Mina Loy descends on D.C.

On February 9, 2018, Suzanne Churchill and Linda Kinnahan attended an Office of Digital Humanities (ODH) Project Directors Meeting in Washington, DC. The day-long meeting helped us focus, manage this project, and get the word out. We also watched more than forty 3-minute lightning presentations, where we learned about all the amazing DH projects NEH is funding. By the end of the day, our heads were full things to do, including:

  • enter the project schedule into our Outlook calendars, including deadlines for submitting reports.
  • keep track of media coverage, write press releases, and write about our project in journas such as the American Scholar and Digital Humanities Quarterly.
  • communicate with our congressional representatives to tell them about what we’re doing so they know what they’re paying for.
  • make creative use of social media, e.g. Tweet, post to Facebook, Snapchat, create an Instagram story, and swipe it to Medium.
  • think about who your audience is and identify them where they are, using different hashtags to join different conversations.
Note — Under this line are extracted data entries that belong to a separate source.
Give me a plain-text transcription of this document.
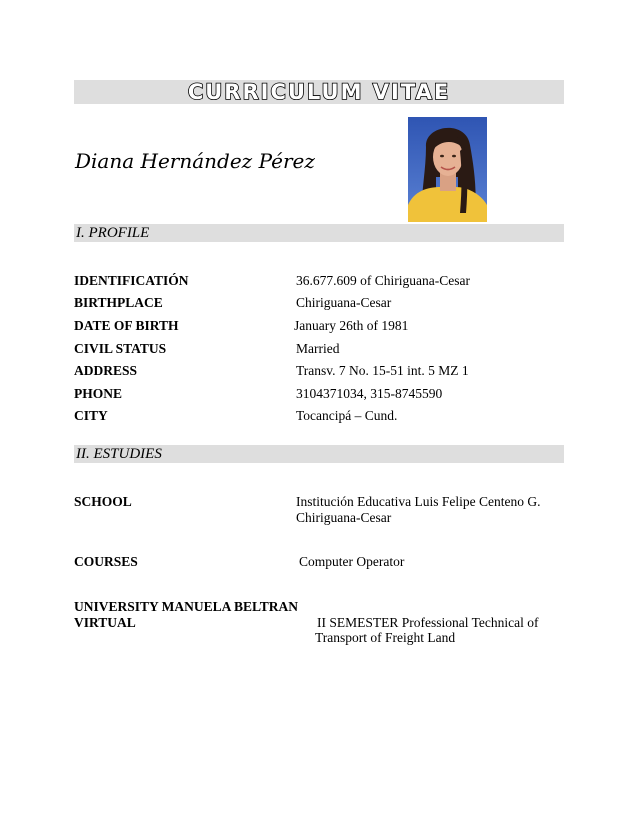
CURRICULUM VITAE
Diana Hernández Pérez
I. PROFILE
IDENTIFICATIÓN	36.677.609 of Chiriguana-Cesar
BIRTHPLACE	Chiriguana-Cesar
DATE OF BIRTH	January 26th of 1981
CIVIL STATUS	Married
ADDRESS	Transv. 7 No. 15-51 int. 5 MZ 1
PHONE	3104371034, 315-8745590
CITY	Tocancipá – Cund.
II. ESTUDIES
SCHOOL	Institución Educativa Luis Felipe Centeno G.
Chiriguana-Cesar
COURSES	Computer Operator
UNIVERSITY MANUELA BELTRAN
VIRTUAL	II SEMESTER Professional Technical of
Transport of Freight Land
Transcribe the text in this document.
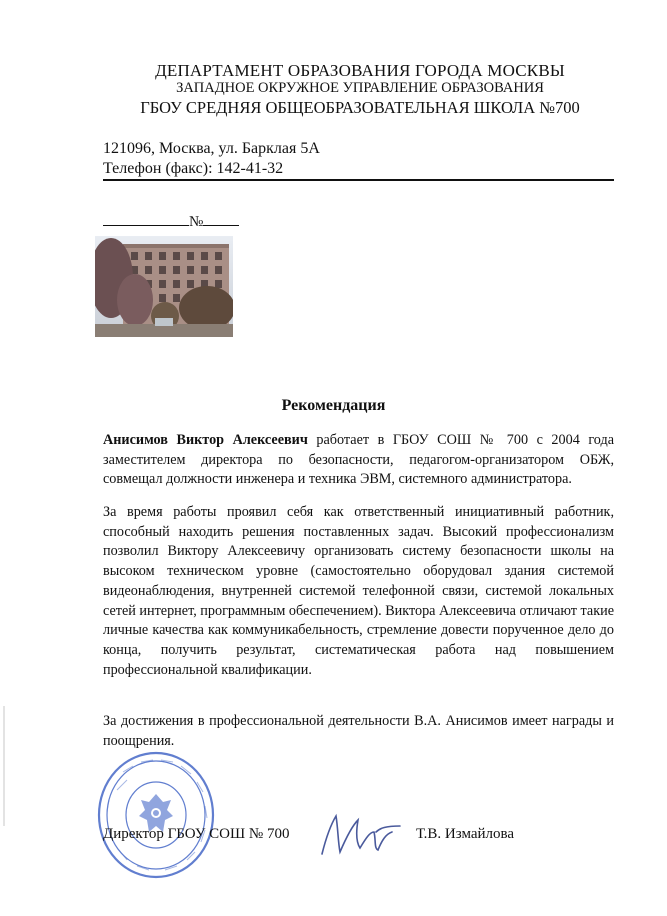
ДЕПАРТАМЕНТ ОБРАЗОВАНИЯ ГОРОДА МОСКВЫ
ЗАПАДНОЕ ОКРУЖНОЕ УПРАВЛЕНИЕ ОБРАЗОВАНИЯ
ГБОУ СРЕДНЯЯ ОБЩЕОБРАЗОВАТЕЛЬНАЯ ШКОЛА №700
121096, Москва, ул. Барклая 5А
Телефон (факс): 142-41-32
№
Рекомендация
Анисимов Виктор Алексеевич работает в ГБОУ СОШ № 700 с 2004 года заместителем директора по безопасности, педагогом-организатором ОБЖ, совмещал должности инженера и техника ЭВМ, системного администратора.
За время работы проявил себя как ответственный инициативный работник, способный находить решения поставленных задач. Высокий профессионализм позволил Виктору Алексеевичу организовать систему безопасности школы на высоком техническом уровне (самостоятельно оборудовал здания системой видеонаблюдения, внутренней системой телефонной связи, системой локальных сетей интернет, программным обеспечением). Виктора Алексеевича отличают такие личные качества как коммуникабельность, стремление довести порученное дело до конца, получить результат, систематическая работа над повышением профессиональной квалификации.
За достижения в профессиональной деятельности В.А. Анисимов имеет награды и поощрения.
Директор ГБОУ СОШ № 700	Т.В. Измайлова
The best part was learning that the terrific ODH staff have resources, expertise, and eagerness to help. We are definitely going to open those channels of communication.
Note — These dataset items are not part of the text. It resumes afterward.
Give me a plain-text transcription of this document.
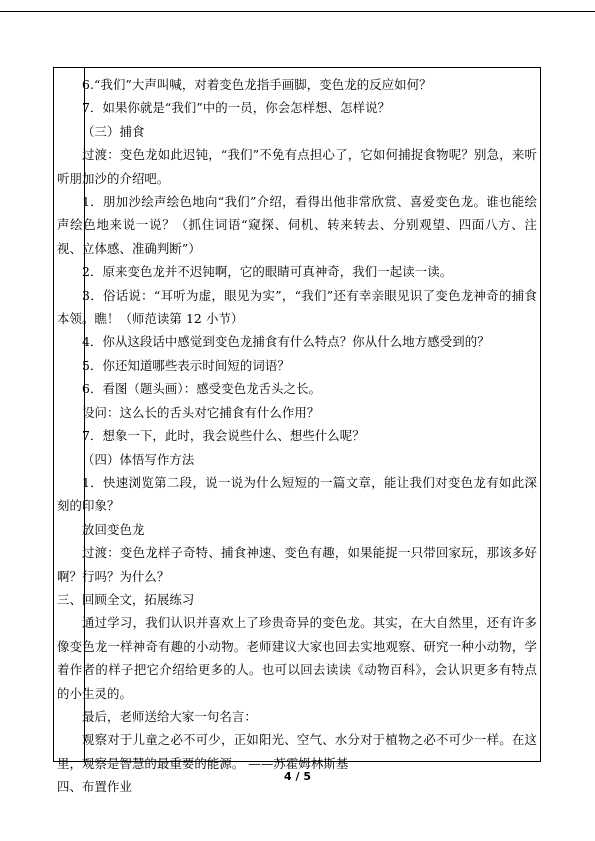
6.“我们”大声叫喊，对着变色龙指手画脚，变色龙的反应如何？

7．如果你就是“我们”中的一员，你会怎样想、怎样说？

（三）捕食

过渡：变色龙如此迟钝，“我们”不免有点担心了，它如何捕捉食物呢？别急，来听听朋加沙的介绍吧。

1．朋加沙绘声绘色地向“我们”介绍，看得出他非常欣赏、喜爱变色龙。谁也能绘声绘色地来说一说？（抓住词语“窥探、伺机、转来转去、分别观望、四面八方、注视、立体感、准确判断”）

2．原来变色龙并不迟钝啊，它的眼睛可真神奇，我们一起读一读。

3．俗话说：“耳听为虚，眼见为实”，“我们”还有幸亲眼见识了变色龙神奇的捕食本领。瞧！（师范读第 12 小节）

4．你从这段话中感觉到变色龙捕食有什么特点？你从什么地方感受到的？

5．你还知道哪些表示时间短的词语？

6．看图（题头画）：感受变色龙舌头之长。

设问：这么长的舌头对它捕食有什么作用？

7．想象一下，此时，我会说些什么、想些什么呢？

（四）体悟写作方法

1．快速浏览第二段，说一说为什么短短的一篇文章，能让我们对变色龙有如此深刻的印象？

放回变色龙

过渡：变色龙样子奇特、捕食神速、变色有趣，如果能捉一只带回家玩，那该多好啊？行吗？为什么？

三、回顾全文，拓展练习

通过学习，我们认识并喜欢上了珍贵奇异的变色龙。其实，在大自然里，还有许多像变色龙一样神奇有趣的小动物。老师建议大家也回去实地观察、研究一种小动物，学着作者的样子把它介绍给更多的人。也可以回去读读《动物百科》，会认识更多有特点的小生灵的。

最后，老师送给大家一句名言：

观察对于儿童之必不可少，正如阳光、空气、水分对于植物之必不可少一样。在这里，观察是智慧的最重要的能源。 ——苏霍姆林斯基

四、布置作业

4 / 5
During the talks and lightning presentations, we also got ideas for ways we can develop Mina Loy: Navigating the Avant-garde:

  • use the “news/events” blog to update our advisory board and other interested people about what we’re doing and when, and allow users to subscribe to updates.
  • link the site to our new social media accounts so people can follow and share us.
  • create an interactive “Guess the date?” quiz for Loy’s writing and art, encouraging users to interact with her work and experience firsthand the difficulty of situating it in a linear chronology.
  • explore the updated Omeka S and CurateScape to see whether either platform can help us create a more effective way of showcasing selected texts by Loy and providing searchable metadata about each item.
  • contact project directors who are using WordPress to see if they’ve found a way to enhance the platform’s metadata functions.
  • contact project directors who are using split-screen technology for side-by-side viewing of texts and transcriptions to see if their tools would work for us.
  • contact ModNets about the SHARE tool for harvesting metadata, which could help them—and us.
  • try Tesserae, a free open source search engine used to detect allusions in literary texts, on Loy’s writing to see who she’s alluding to.